Prosser began her career at Prairie View A&M University, a historically Black college northwest of Houston. In 1913, with a two-year certificate, she began teaching in Austin, Texas, first at an all-Black elementary school and then a high school. While teaching in Austin, Prosser obtained another bachelor’s degree, with distinction, in education from Samuel Houston University. Segregated schools, meant that Prosser was forced to leave Texas to pursue her graduate degree. Prosser obtained her master’s degree in educational psychology from the University of Colorado. From there, she joined the faculty at Tillotson College, where she taught educational courses and was known as an excellent teacher and leader.

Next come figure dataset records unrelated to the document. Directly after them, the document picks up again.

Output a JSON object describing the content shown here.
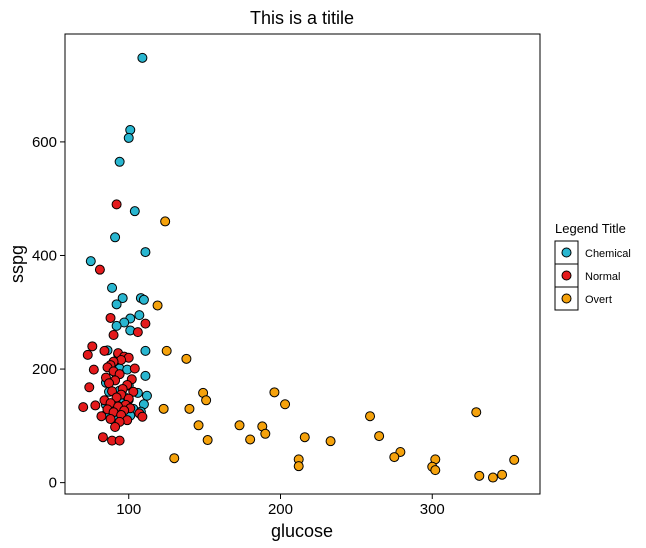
{
  "chart_data": {
    "type": "scatter",
    "title": "This is a titile",
    "xlabel": "glucose",
    "ylabel": "sspg",
    "xlim": [
      58,
      371
    ],
    "ylim": [
      -20,
      790
    ],
    "xticks": [
      100,
      200,
      300
    ],
    "yticks": [
      0,
      200,
      400,
      600
    ],
    "grid": false,
    "legend": {
      "title": "Legend Title",
      "position": "right"
    },
    "series": [
      {
        "name": "Chemical",
        "color": "#29b6d0",
        "points": [
          [
            109,
            748
          ],
          [
            101,
            621
          ],
          [
            100,
            607
          ],
          [
            94,
            565
          ],
          [
            104,
            478
          ],
          [
            91,
            432
          ],
          [
            111,
            406
          ],
          [
            75,
            390
          ],
          [
            89,
            343
          ],
          [
            96,
            325
          ],
          [
            108,
            325
          ],
          [
            110,
            322
          ],
          [
            92,
            314
          ],
          [
            107,
            295
          ],
          [
            101,
            289
          ],
          [
            97,
            282
          ],
          [
            92,
            276
          ],
          [
            101,
            268
          ],
          [
            86,
            233
          ],
          [
            111,
            232
          ],
          [
            93,
            226
          ],
          [
            90,
            210
          ],
          [
            94,
            201
          ],
          [
            99,
            199
          ],
          [
            92,
            189
          ],
          [
            111,
            188
          ],
          [
            85,
            176
          ],
          [
            100,
            171
          ],
          [
            94,
            162
          ],
          [
            87,
            160
          ],
          [
            106,
            158
          ],
          [
            112,
            153
          ],
          [
            97,
            151
          ],
          [
            100,
            146
          ],
          [
            95,
            140
          ],
          [
            110,
            138
          ],
          [
            85,
            137
          ],
          [
            93,
            135
          ],
          [
            103,
            130
          ],
          [
            88,
            128
          ],
          [
            108,
            125
          ],
          [
            96,
            122
          ],
          [
            85,
            120
          ],
          [
            101,
            118
          ],
          [
            92,
            114
          ]
        ]
      },
      {
        "name": "Normal",
        "color": "#e41a1c",
        "points": [
          [
            92,
            490
          ],
          [
            81,
            375
          ],
          [
            88,
            290
          ],
          [
            111,
            280
          ],
          [
            106,
            265
          ],
          [
            90,
            260
          ],
          [
            76,
            240
          ],
          [
            84,
            232
          ],
          [
            93,
            228
          ],
          [
            73,
            225
          ],
          [
            97,
            222
          ],
          [
            100,
            220
          ],
          [
            95,
            216
          ],
          [
            90,
            213
          ],
          [
            88,
            207
          ],
          [
            86,
            203
          ],
          [
            104,
            201
          ],
          [
            77,
            199
          ],
          [
            90,
            196
          ],
          [
            94,
            191
          ],
          [
            85,
            185
          ],
          [
            102,
            182
          ],
          [
            91,
            180
          ],
          [
            87,
            175
          ],
          [
            99,
            172
          ],
          [
            74,
            168
          ],
          [
            96,
            165
          ],
          [
            89,
            161
          ],
          [
            103,
            160
          ],
          [
            95,
            155
          ],
          [
            92,
            150
          ],
          [
            100,
            148
          ],
          [
            84,
            145
          ],
          [
            88,
            140
          ],
          [
            98,
            137
          ],
          [
            78,
            136
          ],
          [
            93,
            134
          ],
          [
            70,
            133
          ],
          [
            101,
            131
          ],
          [
            86,
            129
          ],
          [
            97,
            127
          ],
          [
            90,
            124
          ],
          [
            107,
            122
          ],
          [
            95,
            119
          ],
          [
            82,
            117
          ],
          [
            109,
            116
          ],
          [
            88,
            112
          ],
          [
            99,
            110
          ],
          [
            94,
            107
          ],
          [
            91,
            98
          ],
          [
            83,
            80
          ],
          [
            89,
            74
          ],
          [
            94,
            74
          ]
        ]
      },
      {
        "name": "Overt",
        "color": "#f5a20c",
        "points": [
          [
            124,
            460
          ],
          [
            119,
            312
          ],
          [
            138,
            218
          ],
          [
            125,
            232
          ],
          [
            149,
            158
          ],
          [
            196,
            159
          ],
          [
            151,
            145
          ],
          [
            203,
            138
          ],
          [
            140,
            130
          ],
          [
            123,
            130
          ],
          [
            329,
            124
          ],
          [
            259,
            117
          ],
          [
            146,
            101
          ],
          [
            173,
            101
          ],
          [
            188,
            99
          ],
          [
            190,
            86
          ],
          [
            216,
            80
          ],
          [
            265,
            82
          ],
          [
            152,
            75
          ],
          [
            180,
            76
          ],
          [
            233,
            73
          ],
          [
            279,
            54
          ],
          [
            275,
            45
          ],
          [
            130,
            43
          ],
          [
            212,
            41
          ],
          [
            302,
            41
          ],
          [
            354,
            40
          ],
          [
            300,
            28
          ],
          [
            212,
            29
          ],
          [
            302,
            22
          ],
          [
            331,
            12
          ],
          [
            346,
            14
          ],
          [
            340,
            9
          ]
        ]
      }
    ]
  }
}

Prosser not only understood the power of an education, she also was able to prove that same race teachers and all-Black schools had a profound impact on students because of caring Black teachers, and the safety affinity spaces provided for Black children; intellectually, emotionally, culturally, and psychologically safe. Dr. Ludy T. Benjamin Jr. notes in an article, “America’s first Black female psychologist“:

Her dissertation research examined self-esteem and personality variables in matched pairs of African-American middle-school children, with half the children having attended segregated schools and the other half attending integrated schools in the Cincinnati area.

She concluded that Black children fared better in segregated schools with Black classmates and Black teachers. Specifically, she found that Black children from integrated schools experienced more social maladjustment, felt less secure in their social relations and had less satisfactory relationships with their families. They were also more likely to feel inferior at school, had less satisfactory relationships with their teachers and were more eager to leave school early.

Of course, Prosser’s research was very controversial in the decades leading to the Brown v. Board of Education Supreme Court decision in 1954, although her work was supported by many Black parents and other Black researchers like W.E.B DuBois and Dr. Carter G. Woodson who knew that many of the white teachers in these so-called integrated schools harbored ill intent towards Black children.

Prosser’s work at Tillotson earned her the Rockefeller Foundation General Education Board Fellowship. Shen then began teaching at Tougaloo College in Mississippi. She remained for only a year as she pursued her doctorate degree at the University of Cincinnati. In 1933, Prosser became one of the few Black people to have a Ph.D., and the only Black person with a Ph.D. in educational psychology.

Sadly, Prosser lost her life due to an automobile accident.

Dr. Prosser is an example of academic and teaching excellence. She continued to push herself academically as she dedicated her professional career to teaching young people. Educators today juggle their professional responsibilities with their academic pursuits. Prosser is an example of how to allow one’s passion and dedication to learn and the work lead them in pursuit of purpose for self and power for others.

Inez Beverly Prosser; a member of the Black Educator Hall of Fame.